Handle API Errors
Real network calls fail, and a production LLM client lives or dies by how it reacts. The single most useful instinct is to split failures into two buckets: ones worth retrying (a transient hiccup that will probably clear) and ones you must fix in the request (a bug in your call that no amount of retrying will help). The HTTP status code tells you which bucket you are in.
In real code you catch the SDK's typed exceptions, which each carry a .status_code (illustrative only -> we do not call the network):
import anthropic
try:
resp = client.messages.create(model="claude-sonnet-4-6", max_tokens=1024,
messages=history)
except anthropic.RateLimitError: # HTTP 429 -> back off and retry
...
except anthropic.APIStatusError as e: # any other 4xx/5xx, has e.status_code
if should_retry(e.status_code):
... # retry with backoff
else:
raise # 400/401/403/404 -> a bug in YOUR request, surface itThe buckets, by status code:
- Retry ->
429(rate limited),500(server error),503(unavailable),529(overloaded). These are transient: wait, then try again. - Fix the request ->
400(bad request),401(bad API key),403(forbidden),404(wrong model or path). Retrying a malformed call just burns quota. - Unknown -> anything else (including a success like
200): do not assume it is safe to retry.
You are building two small functions. classify_error(status) returns the bucket name: "retry", "fix-request", or "unknown". should_retry(status) returns the boolean -> True exactly when the status is in the retry set, else False.

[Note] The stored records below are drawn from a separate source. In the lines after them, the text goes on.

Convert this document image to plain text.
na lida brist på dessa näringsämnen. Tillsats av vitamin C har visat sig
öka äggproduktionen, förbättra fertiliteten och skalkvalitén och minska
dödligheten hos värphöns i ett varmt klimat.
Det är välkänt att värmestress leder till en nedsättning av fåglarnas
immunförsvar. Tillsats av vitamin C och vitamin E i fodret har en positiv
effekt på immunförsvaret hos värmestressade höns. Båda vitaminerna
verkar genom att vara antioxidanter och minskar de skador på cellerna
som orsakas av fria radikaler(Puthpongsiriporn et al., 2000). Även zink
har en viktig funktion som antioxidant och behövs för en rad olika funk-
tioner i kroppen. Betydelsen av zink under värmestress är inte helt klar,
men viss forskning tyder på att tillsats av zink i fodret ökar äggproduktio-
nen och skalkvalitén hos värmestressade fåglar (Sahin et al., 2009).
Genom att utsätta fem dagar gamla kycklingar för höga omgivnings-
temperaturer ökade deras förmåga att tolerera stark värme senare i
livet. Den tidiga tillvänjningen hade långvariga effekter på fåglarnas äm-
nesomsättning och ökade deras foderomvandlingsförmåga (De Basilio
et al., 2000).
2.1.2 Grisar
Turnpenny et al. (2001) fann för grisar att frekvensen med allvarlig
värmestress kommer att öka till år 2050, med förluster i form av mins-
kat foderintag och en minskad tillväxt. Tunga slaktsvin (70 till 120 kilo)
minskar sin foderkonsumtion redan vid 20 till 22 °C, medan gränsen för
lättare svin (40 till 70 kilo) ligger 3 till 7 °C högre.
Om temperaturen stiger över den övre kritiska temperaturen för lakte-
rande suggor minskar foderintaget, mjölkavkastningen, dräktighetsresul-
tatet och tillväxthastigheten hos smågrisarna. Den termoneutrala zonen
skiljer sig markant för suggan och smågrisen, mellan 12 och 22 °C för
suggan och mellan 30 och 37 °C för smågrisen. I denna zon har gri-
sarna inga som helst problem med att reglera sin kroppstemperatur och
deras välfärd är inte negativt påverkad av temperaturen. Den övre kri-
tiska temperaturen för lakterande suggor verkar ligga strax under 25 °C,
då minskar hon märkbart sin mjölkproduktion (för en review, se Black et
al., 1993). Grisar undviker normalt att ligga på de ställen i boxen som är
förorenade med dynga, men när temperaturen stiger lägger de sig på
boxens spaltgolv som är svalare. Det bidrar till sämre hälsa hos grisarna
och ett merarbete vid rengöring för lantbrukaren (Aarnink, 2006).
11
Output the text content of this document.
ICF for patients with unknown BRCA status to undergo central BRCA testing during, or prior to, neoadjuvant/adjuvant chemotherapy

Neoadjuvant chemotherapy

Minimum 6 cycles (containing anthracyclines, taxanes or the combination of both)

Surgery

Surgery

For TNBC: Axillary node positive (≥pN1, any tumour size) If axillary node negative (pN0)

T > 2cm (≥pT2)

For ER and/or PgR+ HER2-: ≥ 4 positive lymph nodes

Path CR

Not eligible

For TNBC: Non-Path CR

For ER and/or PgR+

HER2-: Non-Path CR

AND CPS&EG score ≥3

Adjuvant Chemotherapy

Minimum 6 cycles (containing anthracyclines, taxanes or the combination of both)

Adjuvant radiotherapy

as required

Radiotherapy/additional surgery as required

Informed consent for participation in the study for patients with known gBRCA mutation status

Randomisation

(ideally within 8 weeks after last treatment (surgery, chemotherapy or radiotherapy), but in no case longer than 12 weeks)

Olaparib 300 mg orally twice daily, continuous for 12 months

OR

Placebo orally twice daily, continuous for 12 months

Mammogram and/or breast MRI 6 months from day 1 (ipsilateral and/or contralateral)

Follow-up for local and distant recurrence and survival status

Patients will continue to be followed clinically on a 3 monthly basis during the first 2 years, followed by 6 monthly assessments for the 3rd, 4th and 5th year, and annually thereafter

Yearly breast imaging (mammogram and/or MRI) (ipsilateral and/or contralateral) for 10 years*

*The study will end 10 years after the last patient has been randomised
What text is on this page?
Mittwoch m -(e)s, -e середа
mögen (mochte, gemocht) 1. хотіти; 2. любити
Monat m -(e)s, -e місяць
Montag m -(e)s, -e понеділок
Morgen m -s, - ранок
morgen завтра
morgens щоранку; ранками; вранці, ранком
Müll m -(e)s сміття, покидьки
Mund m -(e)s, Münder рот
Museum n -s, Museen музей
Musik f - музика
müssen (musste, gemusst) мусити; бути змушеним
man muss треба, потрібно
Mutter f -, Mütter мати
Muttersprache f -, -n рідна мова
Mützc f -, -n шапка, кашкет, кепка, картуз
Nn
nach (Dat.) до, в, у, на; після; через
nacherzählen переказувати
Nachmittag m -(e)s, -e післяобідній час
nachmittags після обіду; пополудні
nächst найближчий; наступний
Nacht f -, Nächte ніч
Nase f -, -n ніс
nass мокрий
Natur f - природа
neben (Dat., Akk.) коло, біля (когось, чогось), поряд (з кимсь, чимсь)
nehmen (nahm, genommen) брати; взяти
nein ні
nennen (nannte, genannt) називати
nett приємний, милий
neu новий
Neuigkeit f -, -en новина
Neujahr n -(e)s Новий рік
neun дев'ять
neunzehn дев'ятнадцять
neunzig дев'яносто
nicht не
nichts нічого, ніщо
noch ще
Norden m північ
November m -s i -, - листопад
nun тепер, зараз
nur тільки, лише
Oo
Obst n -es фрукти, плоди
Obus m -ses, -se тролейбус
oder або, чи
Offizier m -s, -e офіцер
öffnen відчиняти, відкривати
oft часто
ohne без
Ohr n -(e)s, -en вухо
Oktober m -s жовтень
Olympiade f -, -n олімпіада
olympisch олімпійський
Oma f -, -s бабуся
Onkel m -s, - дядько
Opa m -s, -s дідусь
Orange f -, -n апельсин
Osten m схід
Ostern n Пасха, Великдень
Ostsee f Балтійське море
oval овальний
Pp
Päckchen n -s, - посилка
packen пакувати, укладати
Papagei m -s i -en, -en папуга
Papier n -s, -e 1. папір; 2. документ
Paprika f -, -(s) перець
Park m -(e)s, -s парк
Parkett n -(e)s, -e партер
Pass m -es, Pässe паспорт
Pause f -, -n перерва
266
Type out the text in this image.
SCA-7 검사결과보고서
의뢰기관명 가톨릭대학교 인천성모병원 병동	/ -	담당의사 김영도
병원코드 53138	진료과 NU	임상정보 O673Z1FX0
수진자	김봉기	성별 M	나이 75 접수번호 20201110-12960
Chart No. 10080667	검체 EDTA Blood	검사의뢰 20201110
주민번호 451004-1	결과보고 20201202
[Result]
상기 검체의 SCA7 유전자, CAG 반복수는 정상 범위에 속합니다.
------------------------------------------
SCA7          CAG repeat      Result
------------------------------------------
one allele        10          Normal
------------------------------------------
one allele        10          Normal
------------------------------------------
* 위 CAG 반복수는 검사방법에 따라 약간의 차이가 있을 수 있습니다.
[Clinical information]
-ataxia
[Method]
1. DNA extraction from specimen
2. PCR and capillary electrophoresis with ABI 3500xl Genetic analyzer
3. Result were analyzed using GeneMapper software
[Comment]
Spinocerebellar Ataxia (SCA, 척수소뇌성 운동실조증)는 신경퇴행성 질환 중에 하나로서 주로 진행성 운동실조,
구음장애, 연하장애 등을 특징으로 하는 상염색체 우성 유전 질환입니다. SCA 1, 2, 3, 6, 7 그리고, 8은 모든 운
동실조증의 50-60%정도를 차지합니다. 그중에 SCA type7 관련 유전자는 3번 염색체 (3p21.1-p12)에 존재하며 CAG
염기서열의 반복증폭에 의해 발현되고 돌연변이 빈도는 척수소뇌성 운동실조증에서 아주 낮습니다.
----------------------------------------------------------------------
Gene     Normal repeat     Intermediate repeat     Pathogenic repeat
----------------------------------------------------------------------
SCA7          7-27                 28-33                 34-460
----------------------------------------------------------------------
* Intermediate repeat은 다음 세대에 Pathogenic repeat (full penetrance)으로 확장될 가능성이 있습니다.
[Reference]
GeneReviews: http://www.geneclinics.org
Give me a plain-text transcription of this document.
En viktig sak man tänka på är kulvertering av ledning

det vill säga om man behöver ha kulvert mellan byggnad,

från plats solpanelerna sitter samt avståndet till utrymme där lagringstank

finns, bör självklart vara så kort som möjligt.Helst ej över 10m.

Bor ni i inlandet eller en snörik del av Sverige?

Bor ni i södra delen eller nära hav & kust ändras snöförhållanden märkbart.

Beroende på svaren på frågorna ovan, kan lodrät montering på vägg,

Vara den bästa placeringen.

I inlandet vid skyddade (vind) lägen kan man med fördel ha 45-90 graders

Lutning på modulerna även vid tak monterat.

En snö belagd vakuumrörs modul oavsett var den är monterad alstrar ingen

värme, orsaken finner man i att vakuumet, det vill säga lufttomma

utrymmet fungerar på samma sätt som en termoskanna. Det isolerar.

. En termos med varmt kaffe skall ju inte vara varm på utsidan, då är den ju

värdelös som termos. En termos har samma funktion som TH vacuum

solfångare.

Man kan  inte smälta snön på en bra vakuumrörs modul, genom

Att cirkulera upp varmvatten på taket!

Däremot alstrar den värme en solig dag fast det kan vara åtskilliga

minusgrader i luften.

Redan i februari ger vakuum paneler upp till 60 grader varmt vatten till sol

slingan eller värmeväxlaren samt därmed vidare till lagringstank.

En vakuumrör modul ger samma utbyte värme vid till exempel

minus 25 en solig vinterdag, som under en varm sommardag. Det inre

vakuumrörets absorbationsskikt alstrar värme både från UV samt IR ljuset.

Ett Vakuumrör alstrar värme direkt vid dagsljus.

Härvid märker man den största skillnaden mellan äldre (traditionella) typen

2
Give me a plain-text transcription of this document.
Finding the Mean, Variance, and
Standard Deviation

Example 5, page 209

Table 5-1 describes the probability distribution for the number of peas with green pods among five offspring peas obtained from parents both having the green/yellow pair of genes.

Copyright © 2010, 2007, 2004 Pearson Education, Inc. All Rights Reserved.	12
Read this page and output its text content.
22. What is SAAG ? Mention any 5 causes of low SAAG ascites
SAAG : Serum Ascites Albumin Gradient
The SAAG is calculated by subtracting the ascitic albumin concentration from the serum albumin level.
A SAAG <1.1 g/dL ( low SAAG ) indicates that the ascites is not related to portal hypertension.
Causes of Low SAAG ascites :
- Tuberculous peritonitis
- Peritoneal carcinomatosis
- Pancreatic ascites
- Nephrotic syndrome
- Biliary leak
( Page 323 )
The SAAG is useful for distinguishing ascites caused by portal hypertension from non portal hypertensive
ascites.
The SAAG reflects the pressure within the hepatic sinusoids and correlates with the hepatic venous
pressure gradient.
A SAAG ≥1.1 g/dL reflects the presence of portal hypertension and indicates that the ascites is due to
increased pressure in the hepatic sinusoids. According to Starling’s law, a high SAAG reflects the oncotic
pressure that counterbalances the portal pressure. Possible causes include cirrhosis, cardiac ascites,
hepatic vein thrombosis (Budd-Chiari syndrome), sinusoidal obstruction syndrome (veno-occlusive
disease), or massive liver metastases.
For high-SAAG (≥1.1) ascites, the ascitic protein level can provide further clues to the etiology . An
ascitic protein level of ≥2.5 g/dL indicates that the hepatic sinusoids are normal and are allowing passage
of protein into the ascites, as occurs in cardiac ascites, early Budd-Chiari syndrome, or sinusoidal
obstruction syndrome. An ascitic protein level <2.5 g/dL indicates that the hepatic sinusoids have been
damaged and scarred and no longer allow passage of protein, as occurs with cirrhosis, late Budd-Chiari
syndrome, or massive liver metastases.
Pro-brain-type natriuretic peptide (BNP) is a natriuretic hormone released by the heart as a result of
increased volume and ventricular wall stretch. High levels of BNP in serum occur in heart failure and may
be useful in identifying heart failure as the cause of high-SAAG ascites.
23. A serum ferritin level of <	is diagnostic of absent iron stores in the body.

This lesson decides whether to retry; the wait between attempts is its own skill. The production-patterns module covers exponential backoff (double the delay each attempt: 1s, 2s, 4s ...), and on top of that you ADD jitter -> a small random amount of extra wait -> so that a fleet of clients knocked back at the same instant do not all retry on the same beat and stampede the server again (the "thundering herd"). Build it so the status table yields several different answers (429 -> retry, 400 -> fix-request, 200 -> unknown), which means no single constant can pass.
Write classify_error(status) returning "retry" for {429, 500, 503, 529}, "fix-request" for {400, 401, 403, 404}, and "unknown" for anything else. Write should_retry(status) returning the boolean True exactly when status is in the retry set, else False.